My code for this stuff is:
var amb = 'rgba(0,0,0,' + (1-f.ambientLight) + ')';
for(i in f.entities) {
var e = f.entities[i], p = f.toScreenPoint(e.position.x, e.position.y), radius = e.light.radius;
if(radius > 0) {
var g = cxLighting.createRadialGradient(p.x, p.y, 0, p.x, p.y, radius);
g.addColorStop(0, 'rgba(0,0,0,' + (1-e.light.intensity) + ')');
g.addColorStop(1, amb);
cxLighting.fillStyle = g;
cxLighting.beginPath();
cxLighting.arc(p.x, p.y, radius, 0, Math.PI*2, true);
cxLighting.closePath();
cxLighting.fill();
}
}
//Ambient light
cxLighting.globalCompositeOperation = 'source-out';
cxLighting.fillStyle = amb;
cxLighting.fillRect(0, 0, f.width, f.height);
cxLighting.globalCompositeOperation = 'source-over';
However instead of getting what I wan't out of the engine (left) I get a kind of reversed gradient (right).
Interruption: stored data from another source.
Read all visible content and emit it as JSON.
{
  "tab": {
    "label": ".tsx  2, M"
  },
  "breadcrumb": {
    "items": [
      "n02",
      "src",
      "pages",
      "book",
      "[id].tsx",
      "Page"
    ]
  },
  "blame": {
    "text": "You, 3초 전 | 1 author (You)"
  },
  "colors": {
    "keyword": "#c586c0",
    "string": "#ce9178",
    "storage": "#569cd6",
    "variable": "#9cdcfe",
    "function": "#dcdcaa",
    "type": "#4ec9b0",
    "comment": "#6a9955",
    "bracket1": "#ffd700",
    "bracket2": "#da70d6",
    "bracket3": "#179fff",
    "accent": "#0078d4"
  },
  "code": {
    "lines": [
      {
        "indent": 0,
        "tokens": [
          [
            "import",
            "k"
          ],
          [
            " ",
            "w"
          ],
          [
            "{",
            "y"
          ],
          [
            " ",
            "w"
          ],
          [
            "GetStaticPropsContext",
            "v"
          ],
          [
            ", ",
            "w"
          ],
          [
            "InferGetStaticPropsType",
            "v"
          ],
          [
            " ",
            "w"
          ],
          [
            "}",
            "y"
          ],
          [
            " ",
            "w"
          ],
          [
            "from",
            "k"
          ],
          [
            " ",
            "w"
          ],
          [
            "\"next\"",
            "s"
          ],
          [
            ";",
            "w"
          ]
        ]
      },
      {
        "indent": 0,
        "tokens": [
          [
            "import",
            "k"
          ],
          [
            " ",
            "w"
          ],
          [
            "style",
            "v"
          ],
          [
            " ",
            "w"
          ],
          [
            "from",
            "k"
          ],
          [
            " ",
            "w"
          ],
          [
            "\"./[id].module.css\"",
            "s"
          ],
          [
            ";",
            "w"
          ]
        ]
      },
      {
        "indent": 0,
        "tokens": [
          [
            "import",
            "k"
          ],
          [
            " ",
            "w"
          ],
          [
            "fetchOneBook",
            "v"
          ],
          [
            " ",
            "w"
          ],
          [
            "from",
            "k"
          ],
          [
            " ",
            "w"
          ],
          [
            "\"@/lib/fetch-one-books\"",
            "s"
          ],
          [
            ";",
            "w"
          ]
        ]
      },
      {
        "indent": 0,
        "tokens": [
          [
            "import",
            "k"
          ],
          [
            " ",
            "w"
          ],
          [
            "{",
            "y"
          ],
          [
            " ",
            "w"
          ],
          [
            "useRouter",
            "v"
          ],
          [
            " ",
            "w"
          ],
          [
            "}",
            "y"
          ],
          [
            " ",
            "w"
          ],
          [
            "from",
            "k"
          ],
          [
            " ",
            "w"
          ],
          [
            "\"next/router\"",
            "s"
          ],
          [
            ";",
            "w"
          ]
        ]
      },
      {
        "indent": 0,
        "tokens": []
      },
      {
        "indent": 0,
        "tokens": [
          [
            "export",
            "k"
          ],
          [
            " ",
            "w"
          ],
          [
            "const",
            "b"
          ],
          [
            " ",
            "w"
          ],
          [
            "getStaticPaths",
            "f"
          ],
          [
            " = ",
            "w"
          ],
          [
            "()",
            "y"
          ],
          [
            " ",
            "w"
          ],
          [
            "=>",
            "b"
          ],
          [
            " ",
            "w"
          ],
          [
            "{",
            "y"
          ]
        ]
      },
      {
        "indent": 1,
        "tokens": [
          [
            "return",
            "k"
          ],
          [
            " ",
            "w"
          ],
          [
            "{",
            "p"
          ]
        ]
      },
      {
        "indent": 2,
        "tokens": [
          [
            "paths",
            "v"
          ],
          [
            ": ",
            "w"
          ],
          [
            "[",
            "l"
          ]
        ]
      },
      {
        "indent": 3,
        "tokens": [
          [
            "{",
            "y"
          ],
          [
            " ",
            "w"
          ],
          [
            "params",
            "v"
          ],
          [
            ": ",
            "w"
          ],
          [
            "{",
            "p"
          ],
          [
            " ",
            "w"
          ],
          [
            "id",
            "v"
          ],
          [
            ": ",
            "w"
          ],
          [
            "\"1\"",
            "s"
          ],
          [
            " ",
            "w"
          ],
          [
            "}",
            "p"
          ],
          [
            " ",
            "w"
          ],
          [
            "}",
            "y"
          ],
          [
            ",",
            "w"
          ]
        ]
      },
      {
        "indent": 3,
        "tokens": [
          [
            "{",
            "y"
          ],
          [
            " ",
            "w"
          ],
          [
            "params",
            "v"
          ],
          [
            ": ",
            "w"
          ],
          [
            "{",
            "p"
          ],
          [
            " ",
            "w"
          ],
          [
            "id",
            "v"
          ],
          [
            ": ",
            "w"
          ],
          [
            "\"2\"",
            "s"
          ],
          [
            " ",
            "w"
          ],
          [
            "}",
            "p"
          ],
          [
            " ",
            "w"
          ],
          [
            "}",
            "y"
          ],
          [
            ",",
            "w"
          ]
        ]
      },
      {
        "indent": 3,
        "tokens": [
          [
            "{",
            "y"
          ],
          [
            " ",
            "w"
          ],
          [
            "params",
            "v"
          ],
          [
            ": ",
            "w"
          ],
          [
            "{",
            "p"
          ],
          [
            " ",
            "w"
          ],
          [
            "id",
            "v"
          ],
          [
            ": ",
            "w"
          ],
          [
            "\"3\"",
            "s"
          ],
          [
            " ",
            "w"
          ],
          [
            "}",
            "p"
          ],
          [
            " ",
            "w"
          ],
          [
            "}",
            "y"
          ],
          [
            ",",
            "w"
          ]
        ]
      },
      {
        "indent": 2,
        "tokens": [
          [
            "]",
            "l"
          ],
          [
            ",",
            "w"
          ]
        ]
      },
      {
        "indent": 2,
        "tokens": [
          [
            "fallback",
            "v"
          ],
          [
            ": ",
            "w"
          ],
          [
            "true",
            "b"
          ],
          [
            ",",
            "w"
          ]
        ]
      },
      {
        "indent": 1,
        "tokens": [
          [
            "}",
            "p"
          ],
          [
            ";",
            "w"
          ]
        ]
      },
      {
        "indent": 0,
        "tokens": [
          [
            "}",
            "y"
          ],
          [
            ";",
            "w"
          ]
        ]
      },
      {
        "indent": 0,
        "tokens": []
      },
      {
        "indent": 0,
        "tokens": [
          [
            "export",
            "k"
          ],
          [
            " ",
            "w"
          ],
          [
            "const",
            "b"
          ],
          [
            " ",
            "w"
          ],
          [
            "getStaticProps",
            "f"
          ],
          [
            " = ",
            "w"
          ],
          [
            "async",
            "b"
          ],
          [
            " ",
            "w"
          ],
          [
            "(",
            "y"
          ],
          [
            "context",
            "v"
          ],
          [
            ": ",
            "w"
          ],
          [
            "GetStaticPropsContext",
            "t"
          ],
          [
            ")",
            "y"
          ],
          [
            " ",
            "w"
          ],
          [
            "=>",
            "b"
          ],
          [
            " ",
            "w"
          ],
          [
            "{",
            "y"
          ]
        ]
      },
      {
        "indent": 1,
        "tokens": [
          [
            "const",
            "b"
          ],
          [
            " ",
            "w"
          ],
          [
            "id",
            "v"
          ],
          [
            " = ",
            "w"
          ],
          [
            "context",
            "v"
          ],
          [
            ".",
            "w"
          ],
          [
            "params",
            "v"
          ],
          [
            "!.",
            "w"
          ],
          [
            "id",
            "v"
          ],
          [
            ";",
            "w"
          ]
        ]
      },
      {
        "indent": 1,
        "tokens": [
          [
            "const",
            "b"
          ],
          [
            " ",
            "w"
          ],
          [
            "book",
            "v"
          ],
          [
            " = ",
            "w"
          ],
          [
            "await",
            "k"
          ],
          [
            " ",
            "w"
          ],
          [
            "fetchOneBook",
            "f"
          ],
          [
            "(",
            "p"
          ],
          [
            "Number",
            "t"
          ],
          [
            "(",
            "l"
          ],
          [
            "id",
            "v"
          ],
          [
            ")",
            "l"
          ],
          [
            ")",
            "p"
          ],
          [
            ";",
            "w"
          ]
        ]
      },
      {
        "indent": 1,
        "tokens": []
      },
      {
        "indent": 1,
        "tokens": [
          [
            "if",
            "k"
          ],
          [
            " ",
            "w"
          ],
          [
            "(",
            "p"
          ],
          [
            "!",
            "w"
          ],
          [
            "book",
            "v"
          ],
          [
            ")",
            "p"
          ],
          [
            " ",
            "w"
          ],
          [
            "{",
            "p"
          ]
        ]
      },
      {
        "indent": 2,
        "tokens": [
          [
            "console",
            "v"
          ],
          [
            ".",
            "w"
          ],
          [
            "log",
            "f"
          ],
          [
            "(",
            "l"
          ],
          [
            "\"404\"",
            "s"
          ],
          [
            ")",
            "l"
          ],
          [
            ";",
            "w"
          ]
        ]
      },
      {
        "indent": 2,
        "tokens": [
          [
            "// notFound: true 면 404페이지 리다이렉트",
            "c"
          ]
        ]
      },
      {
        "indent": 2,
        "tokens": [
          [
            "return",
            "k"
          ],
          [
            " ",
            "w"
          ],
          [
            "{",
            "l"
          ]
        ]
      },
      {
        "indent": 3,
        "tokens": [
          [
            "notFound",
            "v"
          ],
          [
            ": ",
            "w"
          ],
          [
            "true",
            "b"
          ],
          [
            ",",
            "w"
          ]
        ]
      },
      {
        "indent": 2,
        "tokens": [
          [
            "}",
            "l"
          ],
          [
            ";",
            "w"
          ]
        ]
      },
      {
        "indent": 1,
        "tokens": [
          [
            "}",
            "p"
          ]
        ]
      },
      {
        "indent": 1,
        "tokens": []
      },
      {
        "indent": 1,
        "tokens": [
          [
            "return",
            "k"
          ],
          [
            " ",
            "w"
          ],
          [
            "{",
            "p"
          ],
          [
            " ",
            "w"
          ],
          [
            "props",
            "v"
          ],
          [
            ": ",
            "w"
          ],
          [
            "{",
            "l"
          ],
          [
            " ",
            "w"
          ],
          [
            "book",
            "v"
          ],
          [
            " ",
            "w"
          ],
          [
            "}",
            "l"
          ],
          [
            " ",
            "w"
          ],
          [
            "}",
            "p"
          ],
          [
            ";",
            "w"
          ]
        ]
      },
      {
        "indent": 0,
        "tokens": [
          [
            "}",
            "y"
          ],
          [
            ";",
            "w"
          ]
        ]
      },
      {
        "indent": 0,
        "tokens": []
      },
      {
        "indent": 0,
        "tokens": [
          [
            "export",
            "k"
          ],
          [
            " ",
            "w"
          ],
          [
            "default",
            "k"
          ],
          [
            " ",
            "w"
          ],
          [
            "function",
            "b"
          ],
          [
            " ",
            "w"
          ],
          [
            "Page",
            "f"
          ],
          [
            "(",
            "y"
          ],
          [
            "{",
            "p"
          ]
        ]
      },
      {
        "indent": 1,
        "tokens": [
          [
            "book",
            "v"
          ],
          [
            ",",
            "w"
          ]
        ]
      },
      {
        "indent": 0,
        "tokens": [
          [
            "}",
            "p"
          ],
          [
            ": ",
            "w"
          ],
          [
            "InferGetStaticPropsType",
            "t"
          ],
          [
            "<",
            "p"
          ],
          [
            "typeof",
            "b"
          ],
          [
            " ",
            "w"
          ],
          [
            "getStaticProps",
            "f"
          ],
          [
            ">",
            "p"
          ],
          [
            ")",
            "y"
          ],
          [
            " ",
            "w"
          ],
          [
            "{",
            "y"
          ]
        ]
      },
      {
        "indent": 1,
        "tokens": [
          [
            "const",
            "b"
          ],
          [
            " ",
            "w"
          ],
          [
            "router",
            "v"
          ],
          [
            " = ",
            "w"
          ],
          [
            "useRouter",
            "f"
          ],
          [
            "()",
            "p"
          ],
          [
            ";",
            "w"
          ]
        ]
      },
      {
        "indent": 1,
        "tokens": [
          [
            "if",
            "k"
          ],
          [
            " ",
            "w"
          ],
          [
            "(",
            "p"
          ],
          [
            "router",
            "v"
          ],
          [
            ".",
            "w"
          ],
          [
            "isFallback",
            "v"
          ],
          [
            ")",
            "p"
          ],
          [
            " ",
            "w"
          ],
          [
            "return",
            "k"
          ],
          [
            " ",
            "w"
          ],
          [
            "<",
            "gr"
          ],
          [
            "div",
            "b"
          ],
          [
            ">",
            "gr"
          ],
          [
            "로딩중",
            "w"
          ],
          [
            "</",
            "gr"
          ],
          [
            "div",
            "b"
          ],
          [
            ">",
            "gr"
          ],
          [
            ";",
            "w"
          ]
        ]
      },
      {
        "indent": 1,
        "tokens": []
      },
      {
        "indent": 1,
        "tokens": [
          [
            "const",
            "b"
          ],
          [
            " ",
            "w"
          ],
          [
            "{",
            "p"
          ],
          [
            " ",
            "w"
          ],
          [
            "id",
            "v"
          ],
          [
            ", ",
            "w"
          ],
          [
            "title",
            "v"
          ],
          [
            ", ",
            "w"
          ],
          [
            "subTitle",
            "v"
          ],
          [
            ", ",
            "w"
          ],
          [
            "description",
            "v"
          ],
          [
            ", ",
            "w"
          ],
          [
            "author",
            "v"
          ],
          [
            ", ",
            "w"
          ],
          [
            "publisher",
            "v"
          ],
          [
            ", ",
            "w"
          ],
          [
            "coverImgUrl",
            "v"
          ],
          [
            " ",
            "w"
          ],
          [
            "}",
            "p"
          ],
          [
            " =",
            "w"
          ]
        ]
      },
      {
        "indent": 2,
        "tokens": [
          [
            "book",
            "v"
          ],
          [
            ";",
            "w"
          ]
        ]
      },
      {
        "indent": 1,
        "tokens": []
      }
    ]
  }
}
I think this is because when I draw the rectangle with the source-out composite operation it affects the colours of the gradient itself because they are semi-transparent.
Is there a way to do this differently or better? Using clipping maybe, or drawing the rect over everything first?
Also, I modified the Mozila Dev Centre's example on composting to replicate what I need to do and none of the composite modes seemed to work, check that out if it would help.
Thanks very much, any answer would be great :)
One trivial way would be to use imageData but that would be painfully slow. It's an option, but not a good one for a game engine.
Another way would be to think of the ambient light and the light-source as if they were one path. That would make it very easy to do:
http://jsfiddle.net/HADky/
Or see it with an image behind: http://jsfiddle.net/HADky/10/
The thing you're taking advantage of here is the fact that any intersection of a path on canvas is always only unioned and never compounded. So you're using a single gradient brush to draw the whole thing.
But it gets a bit trickier than that if there's more than one light-source. I'm not too sure how to cover that in an efficient way, especially if you plan for two light-sources to intersect.
What you should probably do instead is devise an alpha channel instead of this overlay thing, but I can't currently think of a good way to get it to work. I'll revisit this if I think of anything else.
EDIT: Hey! So I've done a bit of thinking and came up with a good solution.
What you need to do is draw a sort of alpha channel, where the dark spots mark the places where you want light to be. So if you had three light sources it would look like this:
Then you want to set the fill style to your ambient color and set the globalCompositeOperation to xor and xor the whole thing.
ctx.fillStyle = amb;
ctx.globalCompositeOperation = 'xor';
ctx.fillRect(0,0,500,500);
That will leave you with the "opposite" image except the transparent parts will be correctly ambient:
Here's a working example of the code:
http://jsfiddle.net/a2Age/
Extra optimization: You can actually achieve the effect without using any paths at all, by simply drawing the exact same radial gradients onto rects instead of circular paths:
http://jsfiddle.net/a2Age/2/
Hope that helps!
Just an idea, but since you're getting the opposite effect you're going for from your gradient, have you tried reversing the gradient?